Дом ее родителей был некогда солидной виллой в георгианском стиле, из окон открывался широкий вид. Джон Верни приехал туда рано утром, проведя ночь в переполненном вагоне поезда Ливерпуль – Лондон. Кованая железная ограда и ворота были грубо выломаны сборщиками железного лома, а палисадник, прежде такой ухоженный, густо зарос сорняками и кустарником и весь был истоптан солдатами, которые по ночам приводили сюда своих подружек. Сад за домом обратился в небольшую воронку от бомбы – по краям ее громоздились кучи глины, обломки статуй, кирпич и стекло от разрушенных теплиц, и из этих груд торчали высокие, по грудь, сухие стебли кипрея.
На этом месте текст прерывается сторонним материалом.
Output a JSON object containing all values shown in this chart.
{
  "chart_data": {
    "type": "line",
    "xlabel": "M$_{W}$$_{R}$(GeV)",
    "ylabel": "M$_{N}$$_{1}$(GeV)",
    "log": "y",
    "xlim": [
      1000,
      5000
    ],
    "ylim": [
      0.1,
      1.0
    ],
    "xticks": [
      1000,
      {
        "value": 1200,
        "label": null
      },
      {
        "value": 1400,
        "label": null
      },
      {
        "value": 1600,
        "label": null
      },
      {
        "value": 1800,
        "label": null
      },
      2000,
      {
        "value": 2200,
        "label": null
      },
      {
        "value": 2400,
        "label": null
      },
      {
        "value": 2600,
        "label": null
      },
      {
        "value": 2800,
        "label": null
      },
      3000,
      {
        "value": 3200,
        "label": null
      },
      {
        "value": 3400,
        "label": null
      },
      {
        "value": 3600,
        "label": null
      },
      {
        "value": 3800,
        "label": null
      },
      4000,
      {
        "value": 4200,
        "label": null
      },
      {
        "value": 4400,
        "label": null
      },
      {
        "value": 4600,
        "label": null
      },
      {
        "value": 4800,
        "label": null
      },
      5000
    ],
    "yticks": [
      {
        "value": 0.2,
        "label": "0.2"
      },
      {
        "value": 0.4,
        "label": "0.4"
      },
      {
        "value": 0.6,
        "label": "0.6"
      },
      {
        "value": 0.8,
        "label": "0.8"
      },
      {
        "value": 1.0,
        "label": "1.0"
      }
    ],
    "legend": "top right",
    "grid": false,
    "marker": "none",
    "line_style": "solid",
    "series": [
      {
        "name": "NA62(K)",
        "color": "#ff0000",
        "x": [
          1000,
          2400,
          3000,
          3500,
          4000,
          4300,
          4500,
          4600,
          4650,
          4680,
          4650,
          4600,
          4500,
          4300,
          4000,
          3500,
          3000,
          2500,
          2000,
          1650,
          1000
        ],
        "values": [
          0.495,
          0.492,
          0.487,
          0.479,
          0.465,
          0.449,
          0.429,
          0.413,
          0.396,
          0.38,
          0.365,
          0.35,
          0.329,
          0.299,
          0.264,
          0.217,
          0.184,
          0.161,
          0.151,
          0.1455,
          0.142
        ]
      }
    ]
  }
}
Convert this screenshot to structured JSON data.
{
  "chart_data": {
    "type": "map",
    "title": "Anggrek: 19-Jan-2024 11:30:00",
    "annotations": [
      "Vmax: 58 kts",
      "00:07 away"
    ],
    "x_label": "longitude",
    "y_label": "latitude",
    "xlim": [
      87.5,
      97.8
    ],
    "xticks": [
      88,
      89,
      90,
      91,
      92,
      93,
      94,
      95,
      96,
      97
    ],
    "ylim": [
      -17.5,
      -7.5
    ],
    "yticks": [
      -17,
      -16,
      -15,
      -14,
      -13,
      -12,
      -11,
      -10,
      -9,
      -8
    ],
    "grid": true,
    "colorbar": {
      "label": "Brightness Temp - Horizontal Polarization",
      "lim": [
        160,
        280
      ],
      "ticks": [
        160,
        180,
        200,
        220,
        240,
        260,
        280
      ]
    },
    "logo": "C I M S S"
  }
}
Стекла по заднему фасаду все вылетели, и окна Пыли забраны картоном и досками, так что в комнатах все время стояла тьма.
– Добро пожаловать в царство хаоса и вечной ночи, – радушно приветствовал Джона дядя.
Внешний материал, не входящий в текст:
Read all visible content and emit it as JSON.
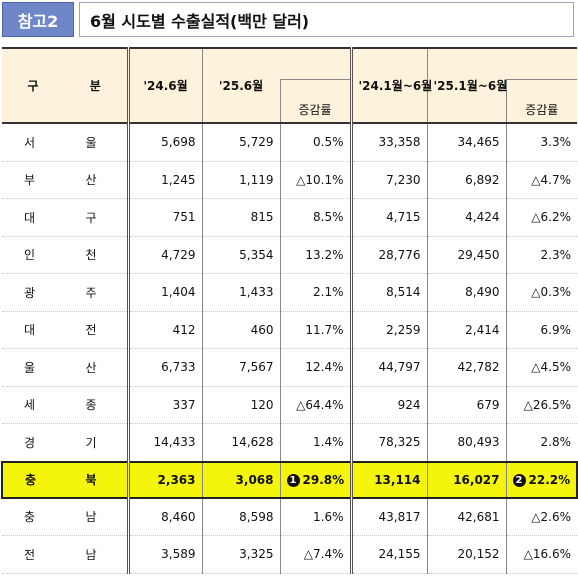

Слуг в доме не было: старые сбежали, молодых призвали в армию. Элизабет напоила его чаем и ушла на работу.
Здесь он поселился, и, по словам Элизабет, ему еще повезло, что у него оказалась своя крыша над головой. Мебель купить было невозможно, меблированные комнаты сдавались за бешеные деньги, а их доход ограничивался теперь только жалованьем. Можно бы подыскать что-нибудь за городом, но у Элизабет не было детей, и, значит, она не имела права уйти со службы. Да и Джон был связан своим избирательным округом.
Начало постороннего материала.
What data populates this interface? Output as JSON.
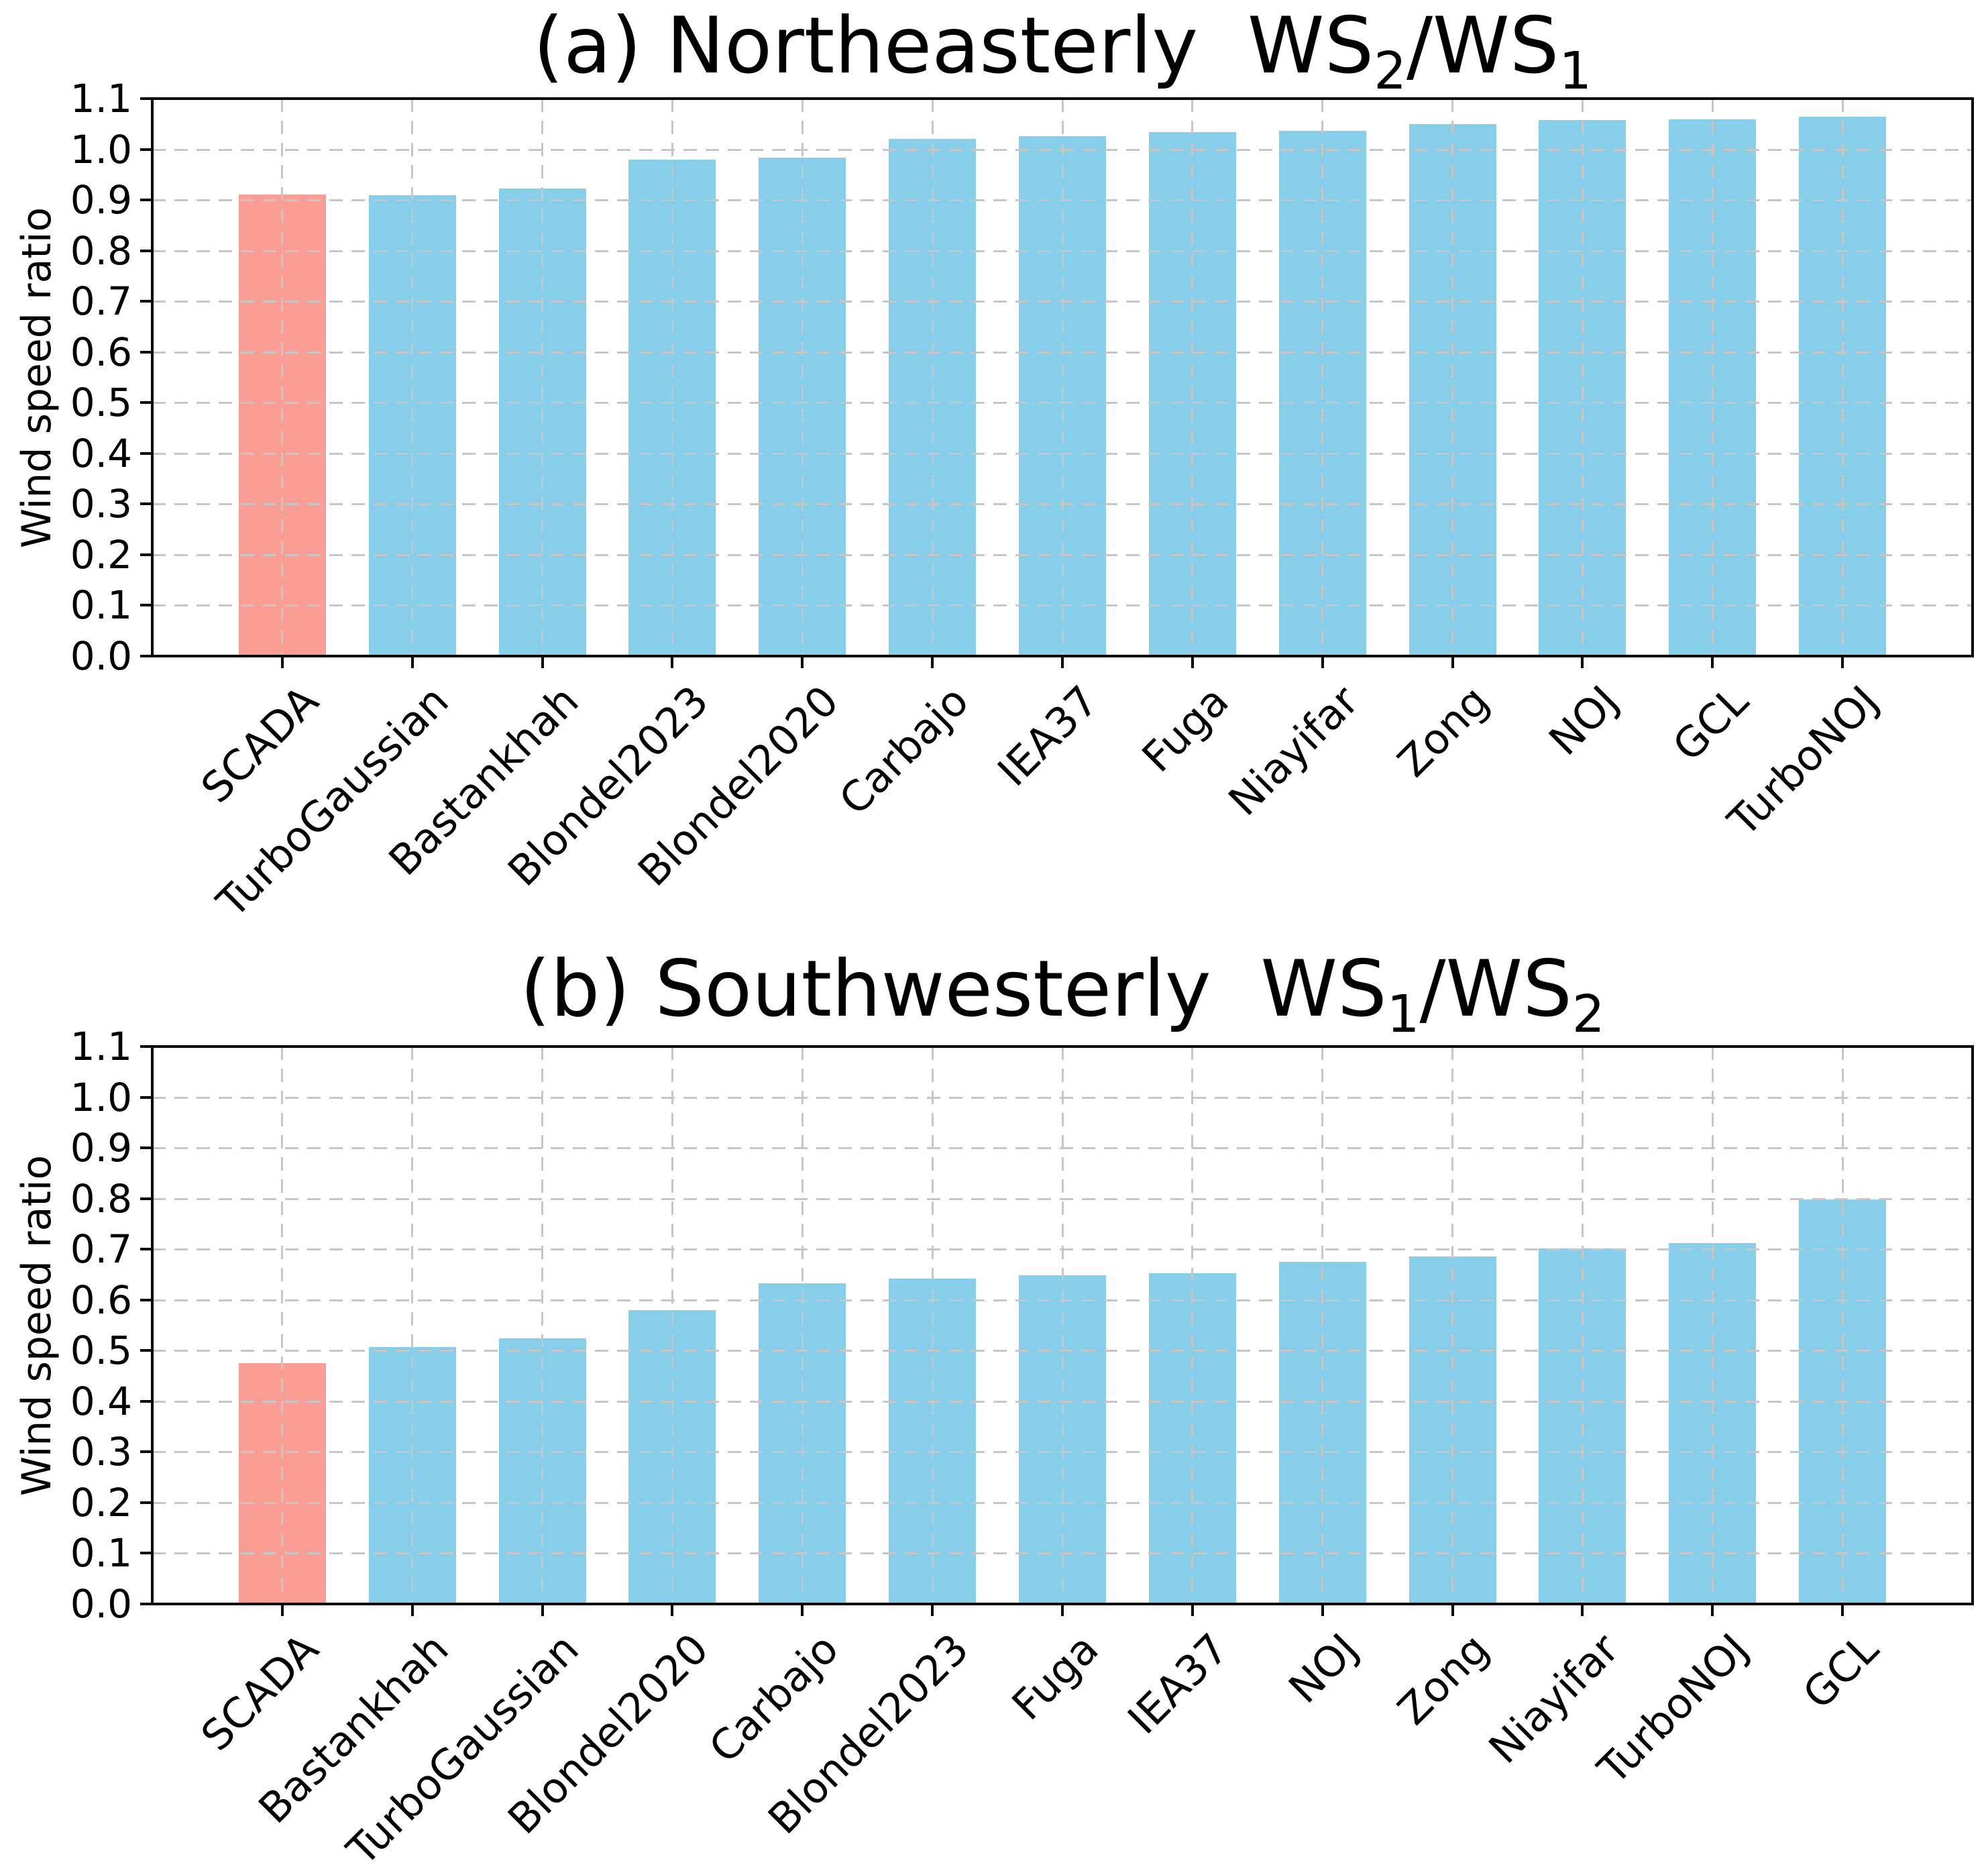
{
  "style": {
    "bar_default_color": "#87CEEB",
    "bar_highlight_color": "#FA9E95",
    "grid_color": "#C6C6C6",
    "axis_color": "#000000",
    "text_color": "#000000",
    "background_color": "#FFFFFF"
  },
  "chart_data": [
    {
      "type": "bar",
      "panel": "a",
      "title_text": "(a) Northeasterly  WS₂/WS₁",
      "title_parts": [
        {
          "text": "(a) Northeasterly  WS",
          "sub": false
        },
        {
          "text": "2",
          "sub": true
        },
        {
          "text": "/WS",
          "sub": false
        },
        {
          "text": "1",
          "sub": true
        }
      ],
      "ylabel": "Wind speed ratio",
      "ylim": [
        0.0,
        1.1
      ],
      "ytick_step": 0.1,
      "grid": true,
      "legend": "none",
      "highlight_category": "SCADA",
      "categories": [
        "SCADA",
        "TurboGaussian",
        "Bastankhah",
        "Blondel2023",
        "Blondel2020",
        "Carbajo",
        "IEA37",
        "Fuga",
        "Niayifar",
        "Zong",
        "NOJ",
        "GCL",
        "TurboNOJ"
      ],
      "values": [
        0.911,
        0.909,
        0.922,
        0.979,
        0.983,
        1.02,
        1.026,
        1.034,
        1.036,
        1.05,
        1.057,
        1.059,
        1.064
      ]
    },
    {
      "type": "bar",
      "panel": "b",
      "title_text": "(b) Southwesterly  WS₁/WS₂",
      "title_parts": [
        {
          "text": "(b) Southwesterly  WS",
          "sub": false
        },
        {
          "text": "1",
          "sub": true
        },
        {
          "text": "/WS",
          "sub": false
        },
        {
          "text": "2",
          "sub": true
        }
      ],
      "ylabel": "Wind speed ratio",
      "ylim": [
        0.0,
        1.1
      ],
      "ytick_step": 0.1,
      "grid": true,
      "legend": "none",
      "highlight_category": "SCADA",
      "categories": [
        "SCADA",
        "Bastankhah",
        "TurboGaussian",
        "Blondel2020",
        "Carbajo",
        "Blondel2023",
        "Fuga",
        "IEA37",
        "NOJ",
        "Zong",
        "Niayifar",
        "TurboNOJ",
        "GCL"
      ],
      "values": [
        0.475,
        0.507,
        0.524,
        0.58,
        0.633,
        0.642,
        0.649,
        0.653,
        0.675,
        0.686,
        0.702,
        0.712,
        0.798
      ]
    }
  ]
}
Округ тоже стал неузнаваем. В городском саду выросла фабрика, обнесенная колючей проволокой, точно лагерь для военнопленных. Обступавшие некогда сад аккуратненькие домики, в которых жили возможные сторонники партии либералов, были разбомблены, залатаны, конфискованы, заселены рабочими-иммигрантами. Каждый день Джон получал десятки жалоб от своих избирателей, выселенных из Лондона в провинцию. Он надеялся, что орден и хромота помогут ему завоевать расположение новых жителей, но нет, им и дела не было до превратностей войны. Зато они весьма интересовались социальным страхованием, хотя в интересе этом явственно сквозило недоверие.
– Они тут все красные, – сказал Джону здешний представитель либералов.
– Вы хотите сказать, я не пройду?
– Ну, мы еще поборемся. Тори выставляют летчика, участника воздушных боев над Англией. Боюсь, он заберет большую часть голосов наших избирателей среднего достатка, а их и так осталось уже немного.
Выборы и в самом деле прошли скверно: Джон Верни получил голосов меньше, чем все другие кандидаты. По его округу избрали учителя-еврея, чьи речи дышали ожесточением. Руководство оплатило расходы Джона Верни, но все равно выборы дались ему тяжело. И когда они кончились, он остался безо всякого дела.
Он продолжал жить в Хемстеде; когда Элизабет уходила на работу, помогал тетке стелить постели, прихрамывая, отправлялся к зеленщику и торговцу рыбой, снедаемый ненавистью, стоял в очередях, а вечером помогал Элизабет стирать белье. Ели они в кухне, продуктов было мало, но стряпала тетка вкусно. Дядя три дня в неделю работал – помогал паковать посылки для Явы.
Элизабет, женщина себе на уме, никогда не рассказывала о своей работе, а работа, в сущности, была связана с насаждением враждебных населению деспотических правительств в Восточной Европе. Однажды вечером, в ресторане, к ней подошел и заговорил с нею высокий молодой человек с изжелта-бледным острым лицом, которое дышало умом и юмором.
– Это начальник моего отдела, – сказала потом Элизабет. – Он такой забавный. Убежденный консерватор и ненавидит нашу работу.
– Теперь уже нет никакой необходимости работать в государственном аппарате, – сказал он. – Война-то кончилась.
– Наша работа еще только начинается. И нас никого не отпустят. Пойми же наконец, в каком положении сейчас Англия.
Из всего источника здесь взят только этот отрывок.